I'm analysing the k-means algorithm with Mahout. I'm going to run some tests, observe performance, and do some statistics with the results I get.
I can't figure out the way to run my own program within Mahout. However, the command-line interface might be enough.
To run the sample program I do
$ mahout seqdirectory --input uscensus --output uscensus-seq
$ mahout seq2sparse -i uscensus-seq -o uscensus-vec
$ mahout kmeans -i reuters-vec/tfidf-vectors -o uscensus-kmeans-clusters -c uscensus-kmeans-centroids -dm org.apache.mahout.common.distance.CosineDistanceMeasure -x 5 -ow -cl -k 25
The dataset is one large CSV file. Each line is a record. Features are comma separated. The first field is an ID. Because of the input format I can not use seqdirectory right away. I'm trying to implement the answer to this similar question How to perform k-means clustering in mahout with vector data stored as CSV? but I still have 2 Questions:
For getting your data in SequenceFile format, you have a couple of strategies you can take. Both involve writing your own code -- i.e., not strictly command-line.

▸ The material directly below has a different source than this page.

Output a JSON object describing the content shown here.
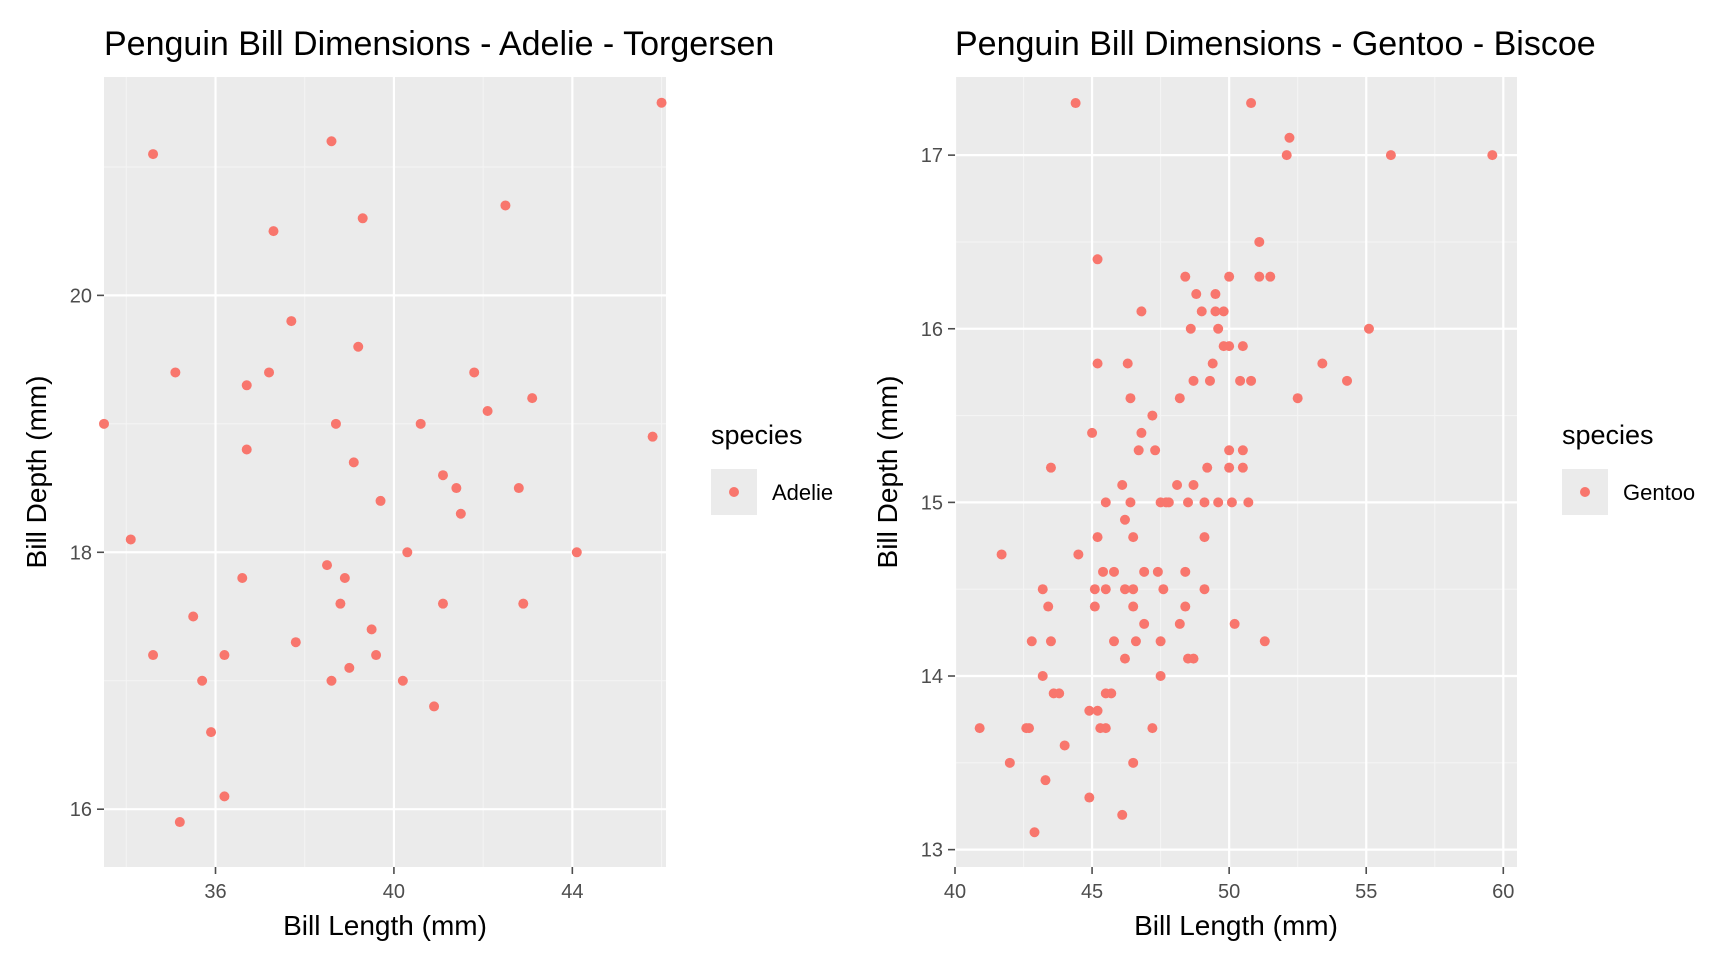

Strategy 1 Use Mahout's CSVVectorIterator class. You pass it a java.io.Reader and it will read in your CSV file, turn each row into a DenseVector. I've never used this, but saw it in the API. Looks straight-forward enough if you're ok with DenseVectors.
Strategy 2 Write your own parser. This is really easy, since you just split each line on "," and you have an array you can loop through. For each array of values in each line, you instantiate a vector using something like this:
new DenseVector(<your array here>);
and add it to a List (for example).
Then ... once you have a List of Vectors, you can write them to SequenceFiles using something like this (I'm using NamedVectors in below code):
FileSystem fs = null;
SequenceFile.Writer writer;
Configuration conf = new Configuration();
List<NamedVector> vectors = <here's your List of vectors obtained from CSVVectorIterator>;
// Write the data to SequenceFile
try {
fs = FileSystem.get(conf);
Path path = new Path(<your path> + <your filename>);
writer = new SequenceFile.Writer(fs, conf, path, Text.class, VectorWritable.class);
VectorWritable vec = new VectorWritable();
for (NamedVector vector : dataVector) {
vec.set(vector);
writer.append(new Text(vector.getName()), vec);
}
writer.close();
} catch (Exception e) {
System.out.println("ERROR: "+e);
}
Now you have a directory of "points" in SequenceFile format that you can use for your K-means clustering. You can point the command line Mahout commands at this directory as input.
Anyway, that's the general idea. There are probably other approaches as well.